當下的青年文化、青年亞文化對於傳統文化、文化遺產、非物質文化遺產,表現出了令人措手不及的巨大熱情。與傳統文化相關的紀錄片、文化類綜藝近三年來的「突然」熱播,大大超出了既往所有理論分析框架的解讀範圍。
然而,也同樣是在文化類綜藝大受追捧的2017年、2018年,從「油膩中年」到「佛系青年」,關於青年文化、青年亞文化的不同層面的集體性焦慮屢屢爆發,這些在新媒體上引爆的話題所暴露出的深度內在焦慮感,其所反映的社會心理的多樣意味,已經毋庸多言。在這樣的背景下,我們再討文化類綜藝背後的傳統文化熱的歷史縱深,才有著更為明確的現實指向。
儘管此時此刻正在發生的、鮮活的、翻天覆地的時代變革,正在以新舊媒介迭代為表徵愈演愈烈,但我們依然要保持足夠的審慎和克制——很遺憾,我們可能遠未抵達今天的新的青年一代的真實面孔——來自三四線城市和廣大縣級市的,未受過高等教育,沒有穩定的正式工作,收入整體偏低的廣大青年群體,開始通過作為電影、電視、移動網際網路等各類文化產業的消費主體和主力,在新世紀第二個十年源源不斷地登上歷史舞臺。
這種前所未有的文化狀況,也遠遠超出了過去我們所耳熟能詳的迷影文化、新興中產階級、二次元等分析框架。來自三四線城市和廣大縣級市的,未受過高等教育,沒有穩定的正式工作,收入整體偏低的廣大青年群體,其作為文化產業乃至是國民經濟的增量意義,就是對於他們自身而言,其實也絕不曾料想。
這一波以移動網際網路為中心線索的新媒體浪潮,的確將媒介槓桿作用發揮到了人類迄今為止全部媒介經驗的極致,但我們必須清醒地意識到,文化產業的消費主體和主力的結構性變遷,才是這個大時代變局的真正根源所在。
我們要加倍珍惜和重視當代青年文化、青年亞文化所迸發出的,對於包括文化類綜藝在內的傳統文化的所有熱情。因為就算不橫向對比日本的「低欲望一代」,不參照在西歐、南歐、北美等這些曾經的發達資本主義中心區域的,正在發生的觸目驚心的失業率所帶來的一系列社會問題,其所連帶的時代意義也足以觸目驚心。

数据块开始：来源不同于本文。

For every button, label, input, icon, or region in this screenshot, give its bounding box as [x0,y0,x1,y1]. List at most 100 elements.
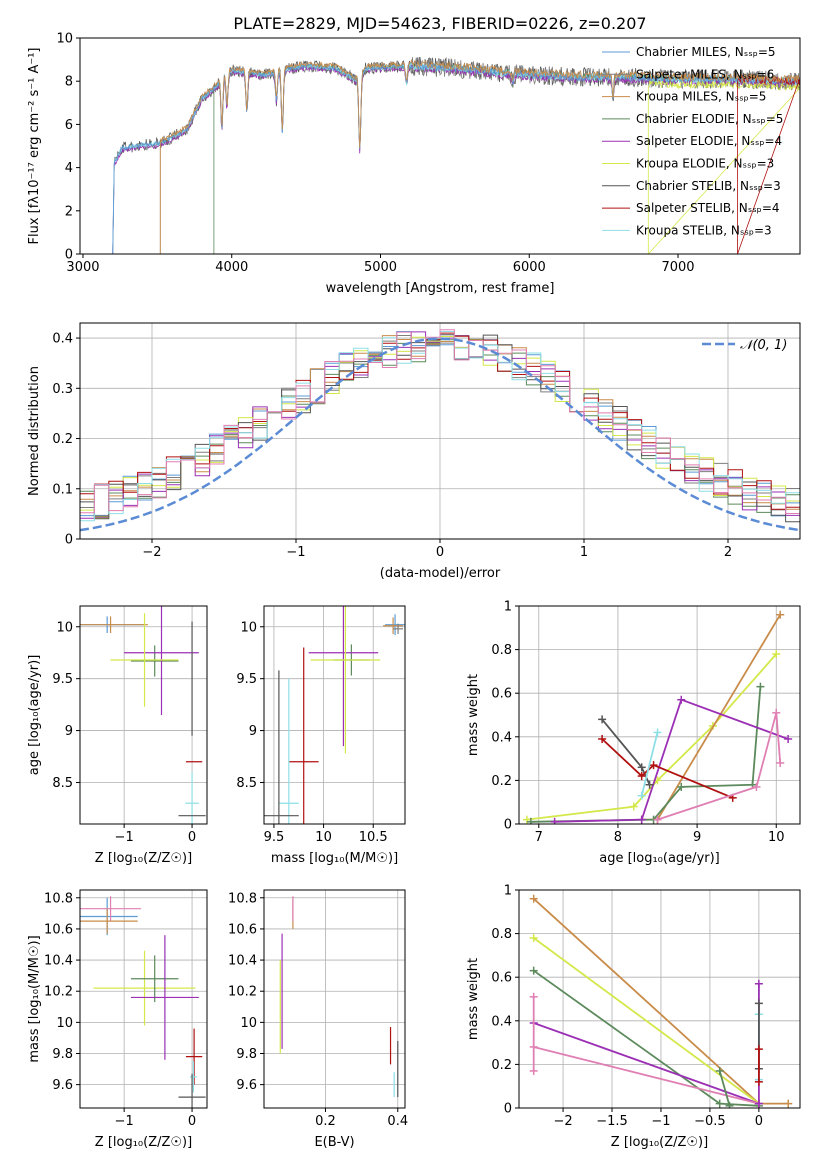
plot-area [80,606,206,824]
weight-marker [677,782,686,791]
weight-marker [598,715,607,724]
x-tick-label: 10 [768,830,785,845]
y-tick-label: 0.6 [491,687,512,702]
x-axis-label: Z [log₁₀(Z/Z☉)] [95,851,192,866]
y-tick-label: 10.2 [44,985,73,1000]
y-tick-label: 8.5 [236,776,257,791]
weight-marker [653,815,662,824]
weight-marker [752,782,761,791]
x-axis-label: mass [log₁₀(M/M☉)] [271,851,398,866]
weight-marker [637,772,646,781]
errorbar-point [93,950,196,1026]
legend: 𝒩(0, 1) [702,338,787,353]
panel-weight-vs-Z: −2 −1.5 −1 −0.5 0 0 0.2 0.4 0.6 0.8 1 Z [log₁₀(Z/Z☉… [466,884,801,1150]
errorbar-point [110,613,179,707]
legend-label: Salpeter STELIB, Nₛₛₚ=4 [636,201,780,215]
panel-residuals: −2 −1 0 1 2 0 0.1 0.2 0.3 0.4 (data-model)/error No… [27,322,801,581]
x-axis-label: wavelength [Angstrom, rest frame] [326,281,555,296]
y-tick-label: 0.2 [52,432,73,447]
y-tick-label: 9.8 [236,1047,257,1062]
y-tick-label: 0 [65,533,73,548]
errorbar-point [130,935,199,1060]
weight-marker [784,1099,793,1108]
y-tick-label: 9 [249,724,257,739]
legend-label: Chabrier MILES, Nₛₛₚ=5 [636,45,776,59]
y-tick-label: 10.6 [228,922,257,937]
errorbar-point [80,616,148,633]
weight-marker [645,780,654,789]
y-tick-label: 10 [240,1016,257,1031]
weight-marker [637,791,646,800]
y-tick-label: 0 [65,248,73,263]
y-tick-label: 9.5 [236,672,257,687]
weight-line [533,1046,760,1105]
x-tick-label: 2 [724,545,732,560]
legend-label: Chabrier ELODIE, Nₛₛₚ=5 [636,112,783,126]
page-title: PLATE=2829, MJD=54623, FIBERID=0226, z=0… [233,14,646,33]
y-tick-label: 0.4 [491,1014,512,1029]
errorbar-point [130,955,179,1003]
errorbar-point [310,606,381,754]
y-tick-label: 8 [65,75,73,90]
y-tick-label: 0.1 [52,482,73,497]
weight-marker [629,802,638,811]
x-tick-label: 0.2 [315,1114,336,1129]
x-tick-label: −1.5 [596,1114,628,1129]
x-tick-label: −2 [553,1114,572,1129]
errorbar-point [308,606,379,747]
x-tick-label: 6000 [513,260,546,275]
weight-line [533,1022,760,1105]
legend-label: Kroupa STELIB, Nₛₛₚ=3 [636,223,772,237]
y-tick-label: 9.8 [52,1047,73,1062]
y-tick-label: 2 [65,204,73,219]
y-tick-label: 0.8 [491,643,512,658]
y-tick-label: 6 [65,118,73,133]
y-tick-label: 10.4 [228,954,257,969]
spectrum-line [647,79,800,254]
x-tick-label: 0 [188,1114,196,1129]
errorbar-point [278,678,299,824]
errorbar-point [80,896,142,922]
weight-marker [715,1066,724,1075]
x-tick-label: 9 [693,830,701,845]
weight-marker [715,1099,724,1108]
x-axis-label: Z [log₁₀(Z/Z☉)] [611,1135,708,1150]
weight-line [601,738,734,799]
errorbar-point [383,617,404,635]
legend-label: 𝒩(0, 1) [740,338,787,353]
weight-marker [529,933,538,942]
x-tick-label: 9.5 [264,830,285,845]
y-tick-label: 10 [240,620,257,635]
y-tick-label: 1 [504,884,512,899]
panel-mass-vs-Z: −1 0 9.6 9.8 10 10.2 10.4 10.6 10.8 Z [log₁₀(Z/Z☉… [27,889,208,1150]
weight-marker [529,966,538,975]
weight-marker [529,1066,538,1075]
y-tick-label: 1 [504,600,512,615]
weight-marker [754,1077,763,1086]
grid-lines [80,606,207,824]
panel-spectrum: 3000 4000 5000 6000 7000 0 2 4 6 8 10 wavelength [A… [27,32,801,296]
errorbar-point [185,772,199,824]
y-axis-label: mass weight [466,674,481,756]
x-tick-label: −1 [115,830,134,845]
axes-frame [79,37,801,255]
plot-area [529,894,793,1108]
y-tick-label: 0.4 [491,730,512,745]
weight-marker [776,758,785,767]
x-tick-label: 4000 [215,260,248,275]
axes-frame [518,889,801,1109]
panel-weight-vs-age: 7 8 9 10 0 0.2 0.4 0.6 0.8 1 age [log₁₀(age/yr)] ma… [466,600,801,866]
x-tick-label: 0 [188,830,196,845]
y-axis-label: age [log₁₀(age/yr)] [27,655,42,776]
y-tick-label: 0.4 [52,332,73,347]
axes-frame [263,605,406,825]
axes-frame [263,889,406,1109]
x-tick-label: 7 [535,830,543,845]
y-axis-label: mass [log₁₀(M/M☉)] [27,935,42,1062]
axes-frame [79,322,801,540]
plot-area [279,896,399,1098]
x-tick-label: 0 [436,545,444,560]
weight-marker [653,728,662,737]
grid-lines [264,606,405,824]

在這個維度上,這一波被譽為「清流」的我國文化類綜藝是不是一種生命力更長、效益產出周期更持續的「中國原創」模式?能不能在較為豐富的層次上滿足來自三四線城市和廣大縣級市的,未受過高等教育,沒有穩定的正式工作,收入整體偏低的廣大青年群體的文化娛樂需求?這些關鍵性問題都還有待進一步充分評估。這些「清流」文化類綜藝背後的傳統文化熱所影響和輻射的範疇,恐怕也早已並不只是局限在其自身行業的範圍內,註定還將波及到文化、經濟、政治等多重領域——當前的一切,不過都是未來社會的開場序幕。
本文刪減版發表於2020年2月12號人民日報海外版。